There was plenty to take encouragement from in the swathe of trading updates.
Marks & Spencer’s Christmas like-for-like sales rose at its vital clothing arm – only the second such quarterly advance in the past five years.
That gives grounds for optimism that Steve Rowe, the Saturday boy who rose to become chief executive, may be the person to restore the retailer’s fortunes.
And there was more evidence that Tesco continues to put its travails behind it.
The grocer generated like-for-like sales and volume growth at its domestic arm in the Christmas quarter, and reported its first quarterly market share gain since 2011.
So, the future is so bright that retailers need to wear shades, right?
Sadly there’s no certainty of that.
The bigger picture
Even as he unveiled Christmas numbers that would have turned some rivals green with envy, John Lewis Partnership chairman Sir Charlie Mayfield warned that the year to come will not be plain sailing.
“Trading profit is under pressure,” he flagged.

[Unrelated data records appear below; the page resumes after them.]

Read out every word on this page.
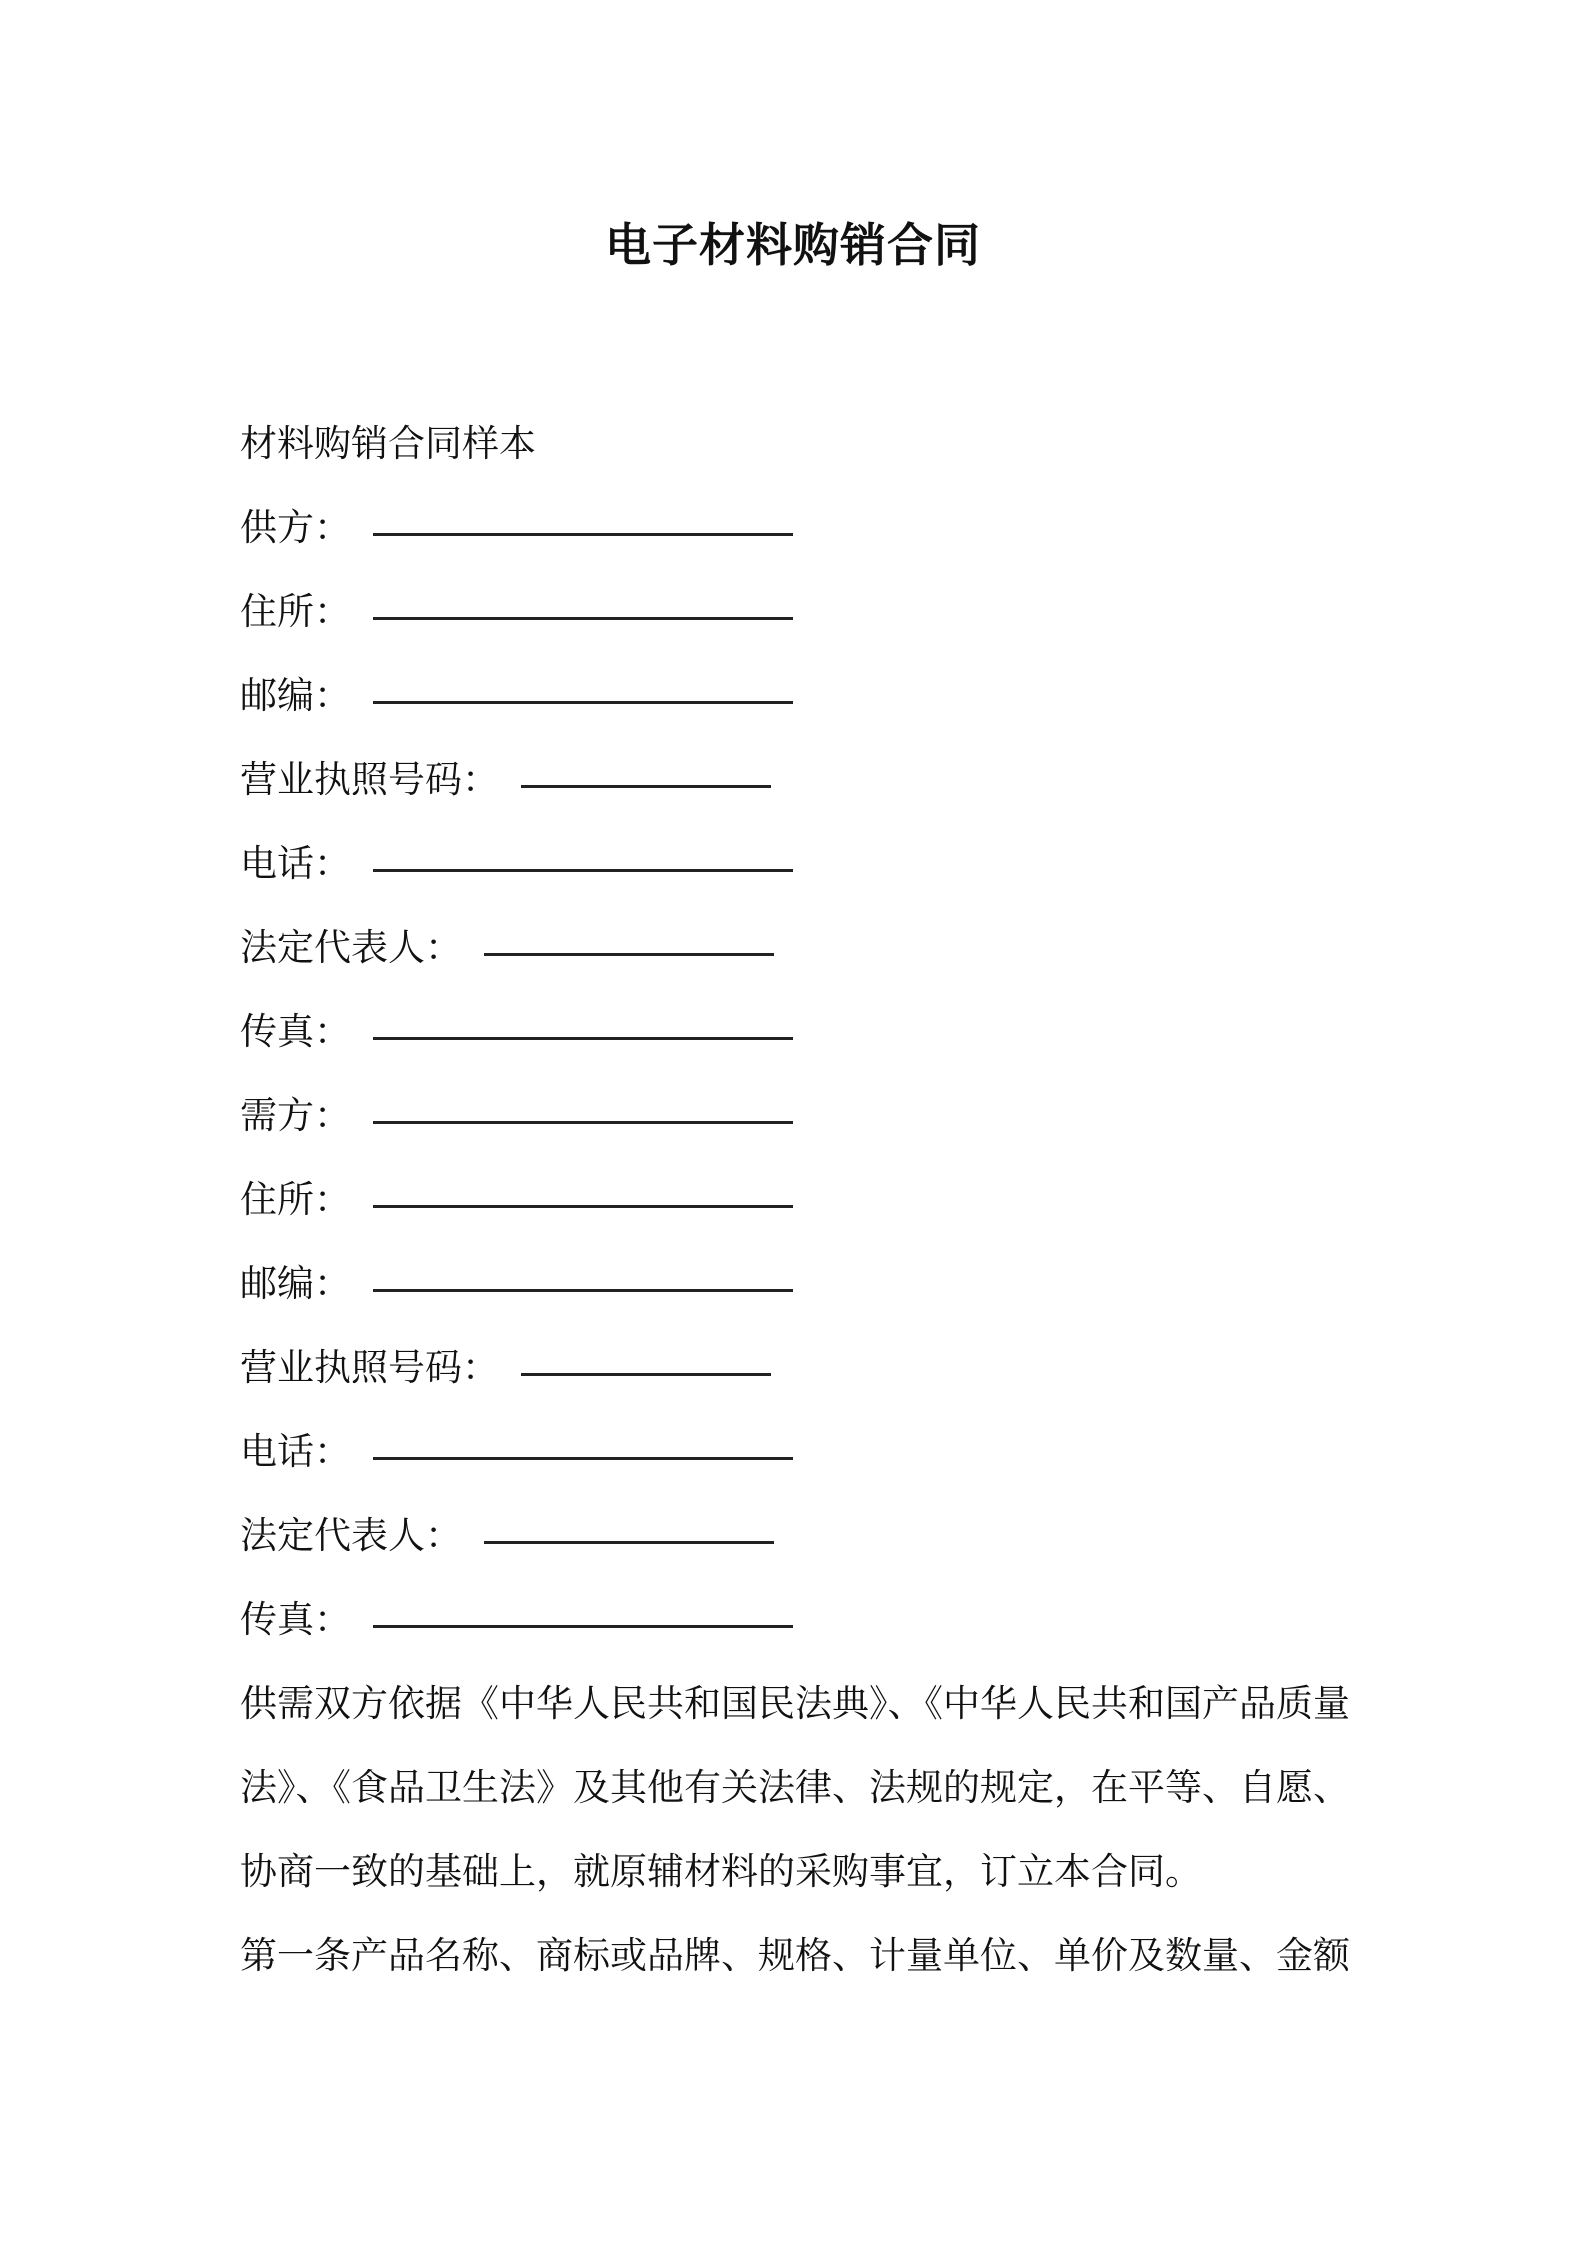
电子材料购销合同
材料购销合同样本
供方：
住所：
邮编：
营业执照号码：
电话：
法定代表人：
传真：
需方：
住所：
邮编：
营业执照号码：
电话：
法定代表人：
传真：
供需双方依据《中华人民共和国民法典》、《中华人民共和国产品质量
法》、《食品卫生法》及其他有关法律、法规的规定，在平等、自愿、
协商一致的基础上，就原辅材料的采购事宜，订立本合同。
第一条产品名称、商标或品牌、规格、计量单位、单价及数量、金额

Partners are likely to receive a “significantly lower” bonus this year than they did last, even though the retailer did well over Christmas and an increase in full-year reported profit is anticipated.
It was those very factors, in fact, that prompted Mayfield to speak out on bonuses. Seasonal success risked diverting attention from the bigger trend – the extent of change to come in retail.
The continued rise of online retail in particular, rising costs as a result of the fall in the pound, ferocious competition – all are likely to be challenges this year.
“The rate of retail market sales growth may slow and the rate of profit growth that is achievable will be affected by margin pressure,” Mayfield maintained.
However, retailers can take some comfort from the fact that they have coped well in tough times.
Work to do
One of the messages of the past few years from big turnaround projects, such as Morrisons and Tesco, is that focus on traditional shop-keeping disciplines has been central to revival.
It could be the same at M&S – too early to be called a turnaround yet – where Rowe attributed improved clothing performance to “better ranges, better availability and better prices”; the bread and butter of shopkeeping, surely.
The retail industry may face some big challenges this year, challenges which go far beyond what can be addressed on the shopfloor – whether bricks and mortar or virtual.
But if the small things aren’t done well, the big ones aren’t likely to be either.
Today, retailers can raise a glass to having made Christmas happen, but all the efforts made over the past year will need to be maintained or redoubled.